COLUMBIA, Mo. -- A small town police chief who was the only survivor of a 1991 sniper rampage that killed four people has been convicted of sex offenses involving a 9-year-old girl.
Russell Borts, 39, the police chief of Jamestown in mid-Missouri, was convicted Wednesday of statutory sodomy and attempted child molestation. The case was moved from Moniteau County to Boone County on a change of venue.
The girl was Borts' stepdaughter when the crime occurred in March 2001, prosecutors said.
Circuit Judge Frank Conley set sentencing for July 2. Jurors recommended a combined sentence of 32 years.
Borts was a Moniteau County sheriff's deputy in December 1991 when he was seriously wounded in a sniper rampage by James Johnson. Convicted in the murders that night of the Moniteau County sheriff's wife, another sheriff and two deputies, Johnson was executed by lethal injection Jan. 9 at Potosi Correctional Center.
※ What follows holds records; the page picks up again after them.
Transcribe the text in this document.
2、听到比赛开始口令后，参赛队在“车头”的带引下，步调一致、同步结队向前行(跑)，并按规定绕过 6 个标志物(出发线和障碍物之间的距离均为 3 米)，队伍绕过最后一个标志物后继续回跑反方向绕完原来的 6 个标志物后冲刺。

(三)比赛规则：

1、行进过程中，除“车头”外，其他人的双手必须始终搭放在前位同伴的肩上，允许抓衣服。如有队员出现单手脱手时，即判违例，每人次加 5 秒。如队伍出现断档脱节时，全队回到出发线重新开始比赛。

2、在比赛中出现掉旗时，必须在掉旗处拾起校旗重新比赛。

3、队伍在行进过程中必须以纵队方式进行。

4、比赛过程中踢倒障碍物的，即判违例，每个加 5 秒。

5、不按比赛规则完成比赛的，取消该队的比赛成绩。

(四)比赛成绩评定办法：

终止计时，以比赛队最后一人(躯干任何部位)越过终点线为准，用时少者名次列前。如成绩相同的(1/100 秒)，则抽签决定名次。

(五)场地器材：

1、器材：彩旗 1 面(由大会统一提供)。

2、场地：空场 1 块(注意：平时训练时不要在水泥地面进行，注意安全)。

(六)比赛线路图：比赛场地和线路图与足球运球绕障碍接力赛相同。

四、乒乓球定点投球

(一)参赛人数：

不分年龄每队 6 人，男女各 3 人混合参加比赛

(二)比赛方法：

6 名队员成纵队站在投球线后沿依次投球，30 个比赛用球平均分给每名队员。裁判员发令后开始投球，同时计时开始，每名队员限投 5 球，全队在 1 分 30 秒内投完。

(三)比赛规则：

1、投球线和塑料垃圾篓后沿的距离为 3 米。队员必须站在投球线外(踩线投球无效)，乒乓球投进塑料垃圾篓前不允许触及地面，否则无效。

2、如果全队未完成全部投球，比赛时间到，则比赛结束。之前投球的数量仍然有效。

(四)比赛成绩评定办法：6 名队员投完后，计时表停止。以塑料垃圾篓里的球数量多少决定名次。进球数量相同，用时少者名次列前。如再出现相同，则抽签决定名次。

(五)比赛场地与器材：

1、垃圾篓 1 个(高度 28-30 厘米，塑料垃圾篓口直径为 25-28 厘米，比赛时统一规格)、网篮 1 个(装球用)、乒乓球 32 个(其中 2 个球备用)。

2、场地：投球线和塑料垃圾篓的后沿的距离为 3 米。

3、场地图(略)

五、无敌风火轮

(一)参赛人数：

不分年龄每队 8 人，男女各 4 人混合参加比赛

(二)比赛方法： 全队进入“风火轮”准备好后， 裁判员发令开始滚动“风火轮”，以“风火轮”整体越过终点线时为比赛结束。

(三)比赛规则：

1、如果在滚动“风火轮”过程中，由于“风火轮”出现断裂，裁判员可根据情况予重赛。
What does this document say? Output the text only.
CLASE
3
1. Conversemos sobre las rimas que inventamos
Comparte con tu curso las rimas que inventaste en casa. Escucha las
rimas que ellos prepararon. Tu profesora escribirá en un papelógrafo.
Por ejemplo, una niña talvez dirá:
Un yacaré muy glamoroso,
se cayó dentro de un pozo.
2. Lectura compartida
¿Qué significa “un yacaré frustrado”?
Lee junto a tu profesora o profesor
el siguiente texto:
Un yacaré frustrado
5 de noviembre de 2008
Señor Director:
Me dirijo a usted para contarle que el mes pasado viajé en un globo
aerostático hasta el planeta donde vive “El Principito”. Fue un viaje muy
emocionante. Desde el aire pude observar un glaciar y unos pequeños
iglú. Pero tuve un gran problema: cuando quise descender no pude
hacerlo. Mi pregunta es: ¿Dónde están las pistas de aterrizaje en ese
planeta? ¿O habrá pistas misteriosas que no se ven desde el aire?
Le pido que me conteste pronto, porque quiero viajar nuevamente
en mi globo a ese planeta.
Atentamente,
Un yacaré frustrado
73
"It's a sad thing that he's a former cop," said Pettis County prosecutor Jeff Mittelhouser, who acted as a special prosecutor. "But we can't tell what kind of person someone is by the uniform they wear."
Defense attorney Chris Slusher told jurors that the girl manipulated an incident of nonsexual contact in an effort to force a change in custody from her mother to her biological father.
Borts had been on leave from his position at Jamestown, where he was the only officer.